A Ação Civil Pública que pedia a anulação da venda da Refinaria Isaac Sabbá, em Manaus, proposta pelos sindicatos dos mototaxistas, trabalhadores de petróleo e taxistas da capital, foi extinta pela Justiça Federal do Rio de Janeiro.
A justificativa do juiz Júlio Mansur é a ação não vale prosperar, pois já existe uma anterior que pede a mesma coisa. A informação foi divulgada pelo G1.
Em agosto de 2021, um contrato de compra e venda da Refinaria Isaac Sabbá para o grupo Atem foi assinado pela Petrobras e seus ativos logísticos associados no valor de US$ 189,5 milhões, o que equivale a R$ 994,15 milhões.
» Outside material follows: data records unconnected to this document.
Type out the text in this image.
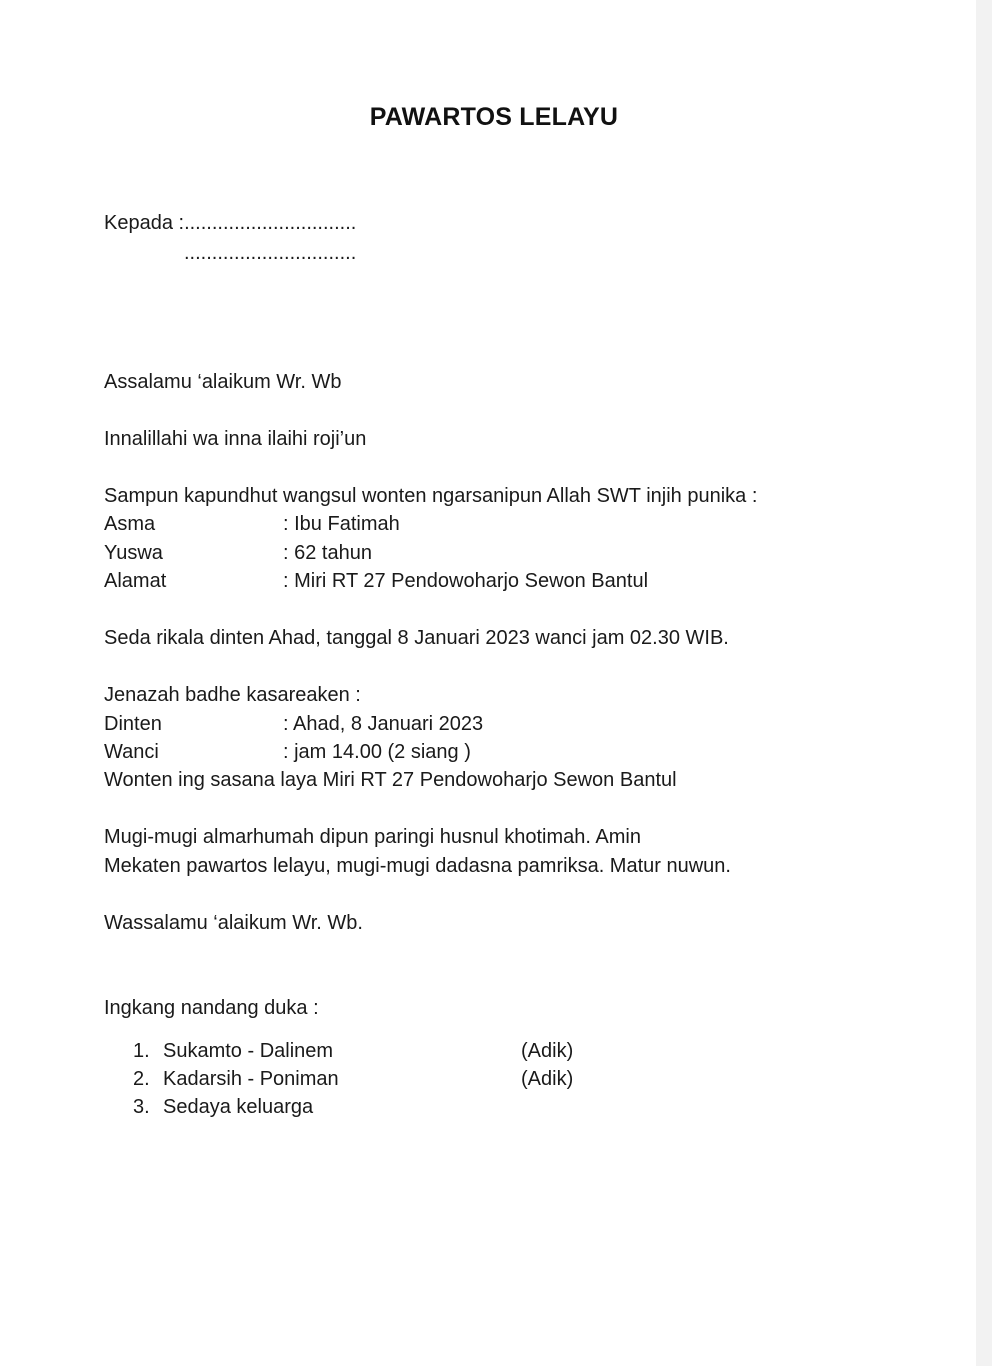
PAWARTOS LELAYU
Kepada :...............................
...............................
Assalamu ‘alaikum Wr. Wb
Innalillahi wa inna ilaihi roji’un
Sampun kapundhut wangsul wonten ngarsanipun Allah SWT injih punika :
Asma	: Ibu Fatimah
Yuswa	: 62 tahun
Alamat	: Miri RT 27 Pendowoharjo Sewon Bantul
Seda rikala dinten Ahad, tanggal 8 Januari 2023 wanci jam 02.30 WIB.
Jenazah badhe kasareaken :
Dinten	: Ahad, 8 Januari 2023
Wanci	: jam 14.00 (2 siang )
Wonten ing sasana laya Miri RT 27 Pendowoharjo Sewon Bantul
Mugi-mugi almarhumah dipun paringi husnul khotimah. Amin
Mekaten pawartos lelayu, mugi-mugi dadasna pamriksa. Matur nuwun.
Wassalamu ‘alaikum Wr. Wb.
Ingkang nandang duka :
1. Sukamto - Dalinem	(Adik)
2. Kadarsih - Poniman	(Adik)
3. Sedaya keluarga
O Instituto de Estudos Estratégicos de Petróleo, Gás Natural e Combustíveis (Ineep), disse à época que a refinaria foi vendida por 70% do seu valor. Mesmo assim, a venda teria sido aprovada por ter atendido às premissas estipuladas no processo, incluindo a faixa de valor definida pela estatal e as avaliações externas independentes.
Em março, Conselho Administrativo de Defesa Econômica (Cade) do Governo Federal declarou como “complexo” o processo de venda da refinaria e pediu uma investigação, que foi protocolada em 12 de maio de 2021.
Os autores queriam a paralisação do processo de alienação da refinaria, argumentando ausência de licitação prévia e que o procedimento representava a quebra do monopólio constitucional sobre a atividade de refino.
Mansur alegou, no entanto, a existência de outra ação civil pública anterior a essa, com o mesmo pedido e os mesmos réus. O processo, inclusive, segundo o magistrado, é mais amplo.
Para o juiz, o eventual prosseguimento desta demanda implicaria, justamente, admitir o risco de prolação de decisões conflitantes ou contraditórias, a ensejar grave insegurança jurídica, e possibilitaria a maior possibilidade de sucesso das partes diante da submissão de idêntica questão a juízos distintos, em clara afronta ao princípio da igualdade processual.
Outro fato citado pelo magistrado foi a decisão do Supremo Tribunal Federal (STF), que em uma Ação Direta de Inconstitucionalidade (ADI), decidiu que para transferir o controle de suas subsidiárias, a Petrobras não precisa de anuência do poder legislativo e a operação pode ocorrer sem licitação, desde que garantida a competitividade entre os interessados.